Tesco has agreed to pay $12 million to settle one of two U.S. shareholder class action lawsuits alleging the U.K. grocery giant inflated its stock price by overstating profits.
The settlement agreement is with holders of Tesco’s American Depositary Receipts (ADRs) equivalent to about 2% of its shares. A suit by the remaining ADR holders, who represent less than 0.2% of the stock, is still pending in Ohio.
Both cases are part of the fallout from Tesco’s admission in September 2014 that it had overstated its first-half profit by 250 million pounds ($377 million) as a result of incorrectly booking payments from suppliers.
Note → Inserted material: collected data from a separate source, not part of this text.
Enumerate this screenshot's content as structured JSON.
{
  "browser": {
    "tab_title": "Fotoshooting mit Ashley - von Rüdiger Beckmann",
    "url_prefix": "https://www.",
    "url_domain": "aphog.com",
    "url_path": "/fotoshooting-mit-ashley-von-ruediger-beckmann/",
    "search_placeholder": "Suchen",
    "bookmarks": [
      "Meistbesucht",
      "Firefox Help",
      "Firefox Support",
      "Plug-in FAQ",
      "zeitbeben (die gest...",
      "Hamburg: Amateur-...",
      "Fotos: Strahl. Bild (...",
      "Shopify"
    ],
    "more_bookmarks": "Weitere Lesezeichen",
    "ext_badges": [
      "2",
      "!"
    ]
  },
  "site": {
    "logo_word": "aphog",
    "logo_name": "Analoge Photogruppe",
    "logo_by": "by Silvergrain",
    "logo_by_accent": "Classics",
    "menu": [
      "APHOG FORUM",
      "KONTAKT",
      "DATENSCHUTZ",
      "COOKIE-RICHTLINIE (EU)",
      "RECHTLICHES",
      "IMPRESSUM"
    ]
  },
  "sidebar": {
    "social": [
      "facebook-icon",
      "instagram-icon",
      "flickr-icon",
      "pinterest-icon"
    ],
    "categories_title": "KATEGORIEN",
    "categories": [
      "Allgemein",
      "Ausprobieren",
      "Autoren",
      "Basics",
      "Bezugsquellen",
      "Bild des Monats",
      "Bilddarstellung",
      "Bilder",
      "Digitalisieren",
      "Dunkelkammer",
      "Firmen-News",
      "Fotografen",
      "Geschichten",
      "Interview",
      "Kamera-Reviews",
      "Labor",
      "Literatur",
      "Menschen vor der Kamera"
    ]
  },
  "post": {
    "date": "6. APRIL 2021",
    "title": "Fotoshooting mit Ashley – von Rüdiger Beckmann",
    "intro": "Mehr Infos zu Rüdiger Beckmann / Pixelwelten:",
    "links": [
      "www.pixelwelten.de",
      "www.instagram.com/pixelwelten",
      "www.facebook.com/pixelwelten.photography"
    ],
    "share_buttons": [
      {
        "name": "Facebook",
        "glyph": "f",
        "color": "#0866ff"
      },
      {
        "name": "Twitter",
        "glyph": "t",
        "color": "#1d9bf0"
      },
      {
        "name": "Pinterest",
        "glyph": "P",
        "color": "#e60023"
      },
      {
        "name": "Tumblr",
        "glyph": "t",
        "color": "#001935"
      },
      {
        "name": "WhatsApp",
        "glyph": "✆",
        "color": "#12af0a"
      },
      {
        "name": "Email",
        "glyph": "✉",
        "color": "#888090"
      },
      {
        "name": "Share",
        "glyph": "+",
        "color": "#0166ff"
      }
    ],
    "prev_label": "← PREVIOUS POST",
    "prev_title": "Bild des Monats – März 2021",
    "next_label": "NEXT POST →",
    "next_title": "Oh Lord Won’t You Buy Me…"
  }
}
A month later, it revised the overstatement up to 263 million pounds ($397 million).
The settlement is “welcome news for Dave Lewis, chief executive of Tesco, who is battling to turn round Britain’s biggest retailer,” the Financial Times commented.
According to the consumer research group Kantar Worldpanel, Tesco’s sales fell 3.8% in the four weeks to Nov. 8, the second worst performance among the U.K.’s so-called big four supermarket groups. “This is despite the introduction of a new price matching scheme for branded products,” the FT noted.
The shareholder group that settled with Tesco includes those who acquired its ADRs and “F-shares” between April 18 2012 and Sept. 22 2014. Kim Miller, a lawyer for the plaintiffs, called the settlement an “outstanding recovery” given the risks of continued litigation.
Clive Black of brokers Shore Capital told the FT that the deal was “another notch of good news [for Tesco], allowing senior management to focus that little bit more on the more important day job of turning this once great business around.”
A U.S. law firm has funded an entity to allow institutional shareholders in the U.K. to bring claims, arguing that Tesco’s overstatement of its profits caused a “permanent destruction of value to shareholders.” Tesco said no litigation had been brought in the U.K. so far.